Chicken Yakitori with Broccoli

By

317 calories per serving

  • 4
  • 45 mins
  • 45 mins

Ingredients

  • 1/4 cup reduced-sodium soy sauce
  • 1/4 cup sake or dry sherry
  • 1/4 cup mirin
  • 1 tablespoon brown sugar
  • 2 teaspoons cornstarch
  • 2 teaspoons water
  • 1 pound broccoli crowns
  • 2 tablespoons peanut or canola oil
  • 1 bunch scallions, white and light green parts only
  • 1 pound boneless, skinless chicken thighs, trimmed

Preparation

Step 1

Preheat grill to medium or broiler to high.

Combine soy sauce, sake (or sherry), mirin and brown sugar in a small saucepan. Bring to a boil over medium-high heat. Cook for 1 minute. Combine cornstarch with water; add to the pan and cook, stirring, for 1 minute. Remove from heat. Set aside a generous 1/4 cup of the sauce.

Cut broccoli into florets with 1- to 2-inch stems; toss with oil in a bowl. Thread through the stems onto four 10- to 12-inch skewers. Cut scallions into 1- to 2-inch pieces. Cut chicken crosswise into 1-inch strips. Fold each strip in half. Thread the folded chicken onto the remaining 4 skewers, alternating with the scallions. Generously brush both sides of the chicken skewers with the sauce from the pan.
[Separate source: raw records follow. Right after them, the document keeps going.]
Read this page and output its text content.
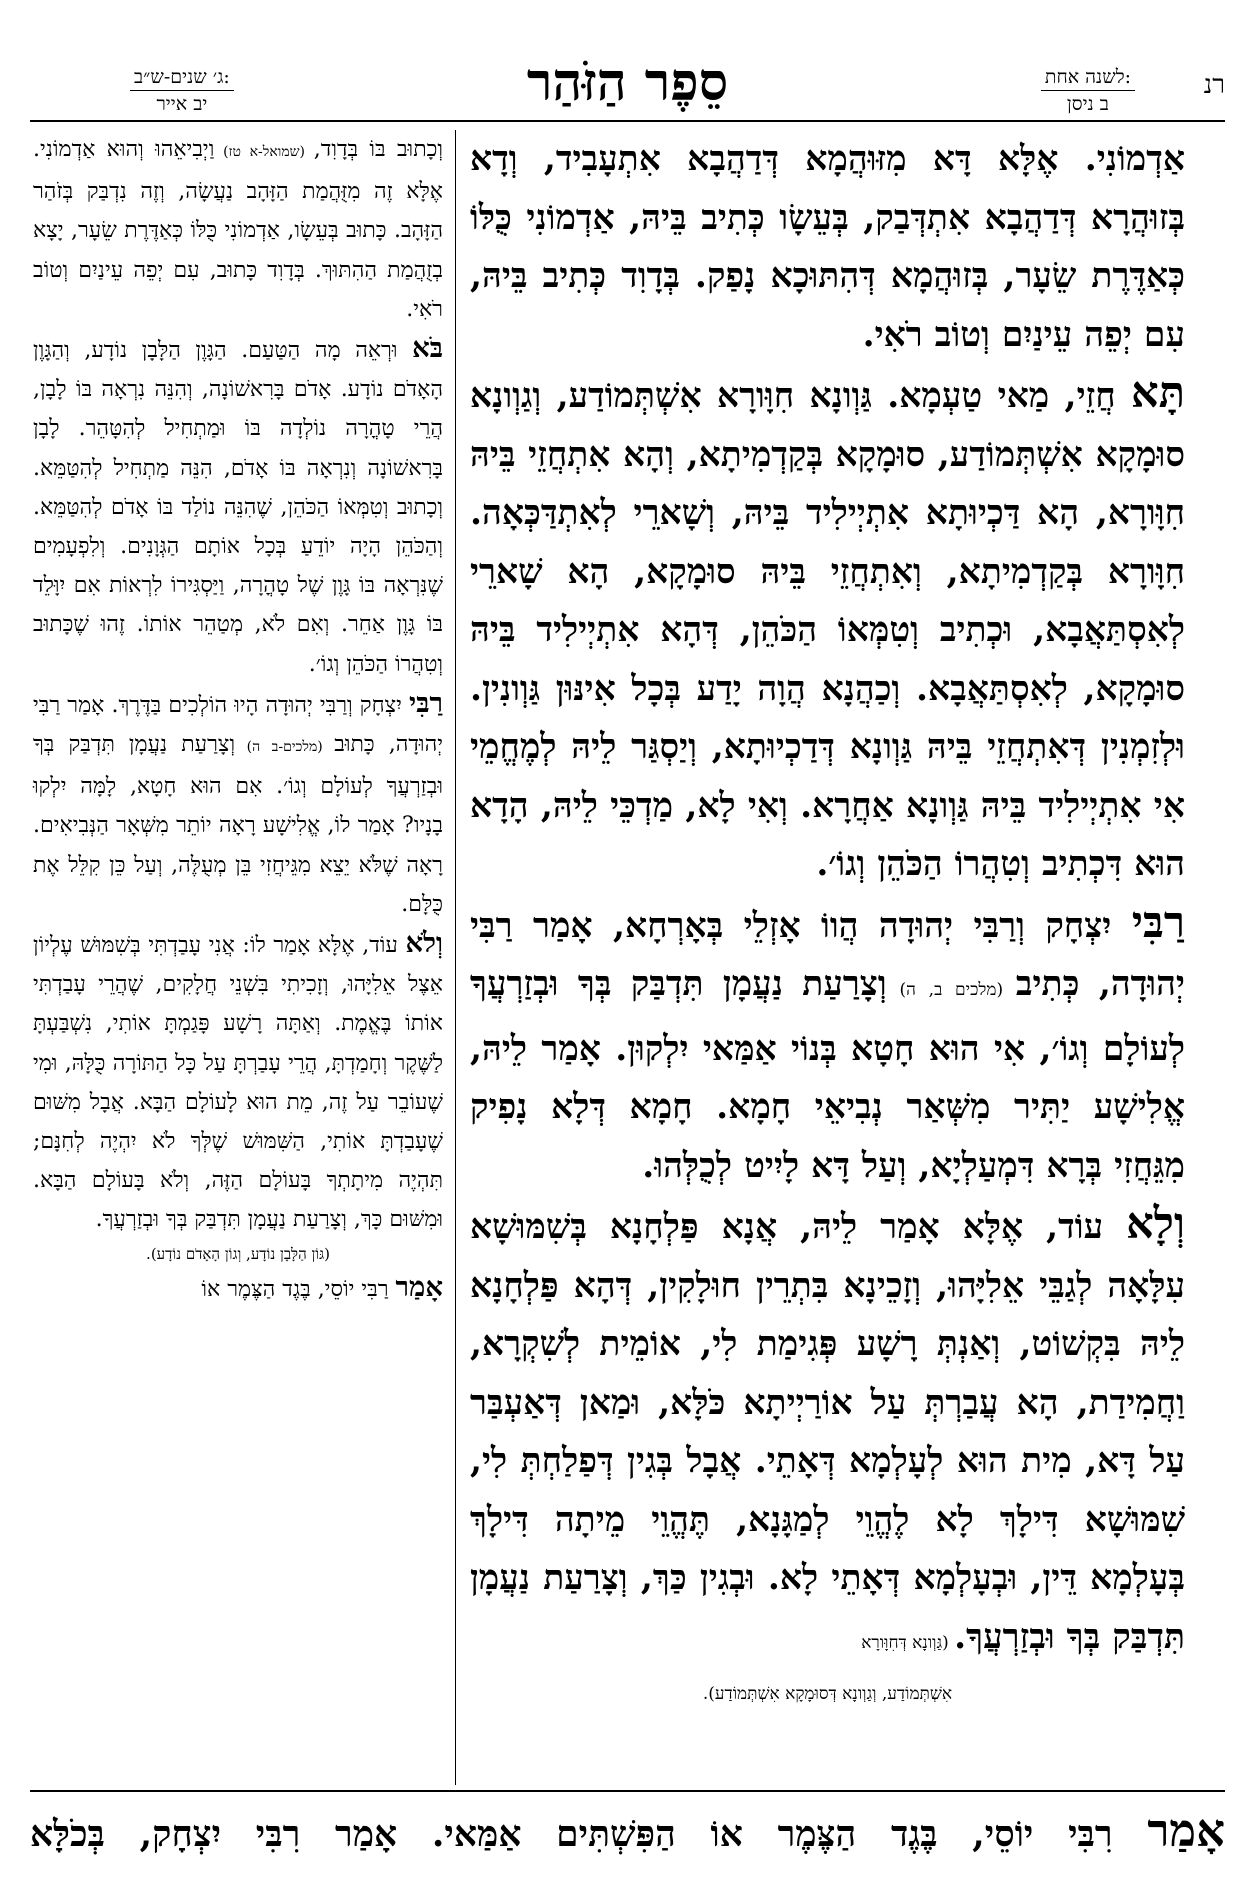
רנ
לשנה אחת:
ב ניסן
סֵפֶר הַזֹּהַר
ג׳ שנים-ש״ב:
יב אייר

אַדְמוֹנִי. אֶלָּא דָּא מִזּוּהֲמָא דְּדַהֲבָא אִתְעָבִיד, וְדָא בְּזוּהֲרָא דְּדַהֲבָא אִתְדְּבַק, בְּעֵשָׂו כְּתִיב בֵּיהּ, אַדְמוֹנִי כֻּלּוֹ כְּאַדֶּרֶת שֵׂעָר, בְּזוּהֲמָא דְּהִתּוּכָא נָפַק. בְּדָוִד כְּתִיב בֵּיהּ, עִם יְפֵה עֵינַיִם וְטוֹב רֹאִי.

תָּא חֲזֵי, מַאי טַעְמָא. גַּוְונָא חִוָּורָא אִשְׁתְּמוֹדַע, וְגַוְונָא סוּמָקָא אִשְׁתְּמוֹדַע, סוּמָקָא בְּקַדְמִיתָא, וְהָא אִתְחֲזֵי בֵּיהּ חִוָּורָא, הָא דַּכְיוּתָא אִתְיְילִיד בֵּיהּ, וְשָׁארֵי לְאִתְדַּכְּאָה. חִוָּורָא בְּקַדְמִיתָא, וְאִתְחֲזֵי בֵּיהּ סוּמָקָא, הָא שָׁארֵי לְאִסְתַּאֲבָא, וּכְתִיב וְטִמְּאוֹ הַכֹּהֵן, דְּהָא אִתְיְילִיד בֵּיהּ סוּמָקָא, לְאִסְתַּאֲבָא. וְכַהֲנָא הֲוָה יָדַע בְּכָל אִינּוּן גַּוְונִין. וּלְזִמְנִין דְּאִתְחֲזֵי בֵּיהּ גַּוְונָא דְּדַכְיוּתָא, וְיַסְגַּר לֵיהּ לְמֶחֱמֵי אִי אִתְיְילִיד בֵּיהּ גַּוְונָא אַחֲרָא. וְאִי לָא, מַדְכֵּי לֵיהּ, הָדָא הוּא דִּכְתִיב וְטִהֲרוֹ הַכֹּהֵן וְגוֹ׳.

רַבִּי יִצְחָק וְרַבִּי יְהוּדָה הֲווֹ אָזְלֵי בְּאָרְחָא, אָמַר רַבִּי יְהוּדָה, כְּתִיב (מלכים ב, ה) וְצָרַעַת נַעֲמָן תִּדְבַּק בְּךָ וּבְזַרְעֲךָ לְעוֹלָם וְגוֹ׳, אִי הוּא חָטָא בְּנוֹי אַמַּאי יִלְקוּן. אָמַר לֵיהּ, אֱלִישָׁע יַתִּיר מִשְּׁאַר נְבִיאֵי חָמָא. חָמָא דְּלָא נָפִיק מִגֵּחֲזִי בְּרָא דִּמְעַלְיָא, וְעַל דָּא לָיִיט לְכֻלְּהוּ.

וְלָא עוֹד, אֶלָּא אָמַר לֵיהּ, אֲנָא פַּלְחָנָא בְּשִׁמּוּשָׁא עִלָּאָה לְגַבֵּי אֵלִיָּהוּ, וְזָכֵינָא בִּתְרֵין חוּלָקִין, דְּהָא פַּלְחָנָא לֵיהּ בִּקְשׁוֹט, וְאַנְתְּ רָשָׁע פְּגִימַת לִי, אוֹמֵית לְשִׁקְרָא, וַחֲמִידַת, הָא עֲבַרְתְּ עַל אוֹרַיְיתָא כֹּלָּא, וּמַאן דְּאַעְבַּר עַל דָּא, מִית הוּא לְעָלְמָא דְּאָתֵי. אֲבָל בְּגִין דְּפַלַחְתְּ לִי, שִׁמּוּשָׁא דִּילָךְ לָא לֶהֱוֵי לְמַגָּנָא, תֶּהֱוֵי מֵיתָה דִּילָךְ בְּעָלְמָא דֵּין, וּבְעָלְמָא דְּאָתֵי לָא. וּבְגִין כַּךְ, וְצָרַעַת נַעֲמָן תִּדְבַּק בְּךָ וּבְזַרְעֲךָ. (גַּוְונָא דְּחִוָּורָא

אִשְׁתְּמוֹדַע, וְגַוְונָא דְּסוּמָקָא אִשְׁתְּמוֹדַע).

וְכָתוּב בּוֹ בְּדָוִד, (שמואל-א טז) וַיְבִיאֵהוּ וְהוּא אַדְמוֹנִי. אֶלָּא זֶה מִזֻּהֲמַת הַזָּהָב נַעֲשָׂה, וְזֶה נִדְבַּק בְּזֹהַר הַזָּהָב. כָּתוּב בְּעֵשָׂו, אַדְמוֹנִי כֻּלּוֹ כְּאַדֶּרֶת שֵׂעָר, יָצָא בְזֻהֲמַת הַהִתּוּךְ. בְּדָוִד כָּתוּב, עִם יְפֵה עֵינַיִם וְטוֹב רֹאִי.

בֹּא וּרְאֵה מָה הַטַּעַם. הַגָּוֶן הַלָּבָן נוֹדָע, וְהַגָּוֶן הָאָדֹם נוֹדָע. אָדֹם בָּרִאשׁוֹנָה, וְהִנֵּה נִרְאָה בּוֹ לָבָן, הֲרֵי טָהֳרָה נוֹלְדָה בּוֹ וּמַתְחִיל לְהִטָּהֵר. לָבָן בָּרִאשׁוֹנָה וְנִרְאָה בּוֹ אָדֹם, הִנֵּה מַתְחִיל לְהִטַּמֵּא. וְכָתוּב וְטִמְּאוֹ הַכֹּהֵן, שֶׁהִנֵּה נוֹלַד בּוֹ אָדֹם לְהִטַּמֵּא. וְהַכֹּהֵן הָיָה יוֹדֵעַ בְּכָל אוֹתָם הַגְּוָנִים. וְלִפְעָמִים שֶׁנִּרְאָה בּוֹ גָּוֶן שֶׁל טָהֳרָה, וַיַּסְגִּירוֹ לִרְאוֹת אִם יִוָּלֵד בּוֹ גָּוֶן אַחֵר. וְאִם לֹא, מְטַהֵר אוֹתוֹ. זֶהוּ שֶׁכָּתוּב וְטִהֲרוֹ הַכֹּהֵן וְגוֹ׳.

רַבִּי יִצְחָק וְרַבִּי יְהוּדָה הָיוּ הוֹלְכִים בַּדֶּרֶךְ. אָמַר רַבִּי יְהוּדָה, כָּתוּב (מלכים-ב ה) וְצָרַעַת נַעֲמָן תִּדְבַּק בְּךָ וּבְזַרְעֲךָ לְעוֹלָם וְגוֹ׳. אִם הוּא חָטָא, לָמָּה יִלְקוּ בָנָיו? אָמַר לוֹ, אֱלִישָׁע רָאָה יוֹתֵר מִשְּׁאָר הַנְּבִיאִים. רָאָה שֶׁלֹּא יֵצֵא מִגֵּיחֲזִי בֵּן מְעֻלֶּה, וְעַל כֵּן קִלֵּל אֶת כֻּלָּם.

וְלֹא עוֹד, אֶלָּא אָמַר לוֹ: אֲנִי עָבַדְתִּי בְּשִׁמּוּשׁ עֶלְיוֹן אֵצֶל אֵלִיָּהוּ, וְזָכִיתִי בִּשְׁנֵי חֲלָקִים, שֶׁהֲרֵי עָבַדְתִּי אוֹתוֹ בֶּאֱמֶת. וְאַתָּה רָשָׁע פָּגַמְתָּ אוֹתִי, נִשְׁבַּעְתָּ לַשֶּׁקֶר וְחָמַדְתָּ, הֲרֵי עָבַרְתָּ עַל כָּל הַתּוֹרָה כֻּלָּהּ, וּמִי שֶׁעוֹבֵר עַל זֶה, מֵת הוּא לָעוֹלָם הַבָּא. אֲבָל מִשּׁוּם שֶׁעָבַדְתָּ אוֹתִי, הַשִּׁמּוּשׁ שֶׁלְּךָ לֹא יִהְיֶה לְחִנָּם; תִּהְיֶה מִיתָתְךָ בָּעוֹלָם הַזֶּה, וְלֹא בָּעוֹלָם הַבָּא. וּמִשּׁוּם כָּךְ, וְצָרַעַת נַעֲמָן תִּדְבַּק בְּךָ וּבְזַרְעֲךָ.

(גּוֹן הַלָּבָן נוֹדָע, וְגוֹן הָאָדֹם נוֹדָע).

אָמַר רַבִּי יוֹסֵי, בֶּגֶד הַצֶּמֶר אוֹ

אָמַר רִבִּי יוֹסֵי, בֶּגֶד הַצֶּמֶר אוֹ הַפִּשְׁתִּים אַמַּאי. אָמַר רִבִּי יִצְחָק, בְּכֹלָּא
Oil the grill rack (see Tip). Grill the skewers, turning once or twice, until the chicken is just cooked through and the broccoli is tender, 10 to 12 minutes total. Serve each portion with 1 tablespoon of the reserved sauce. (Broiler variation: Place the skewers on an oiled broiler pan or a wire rack set on a large baking sheet. Broil, turning once, 5 to 6 minutes per side.)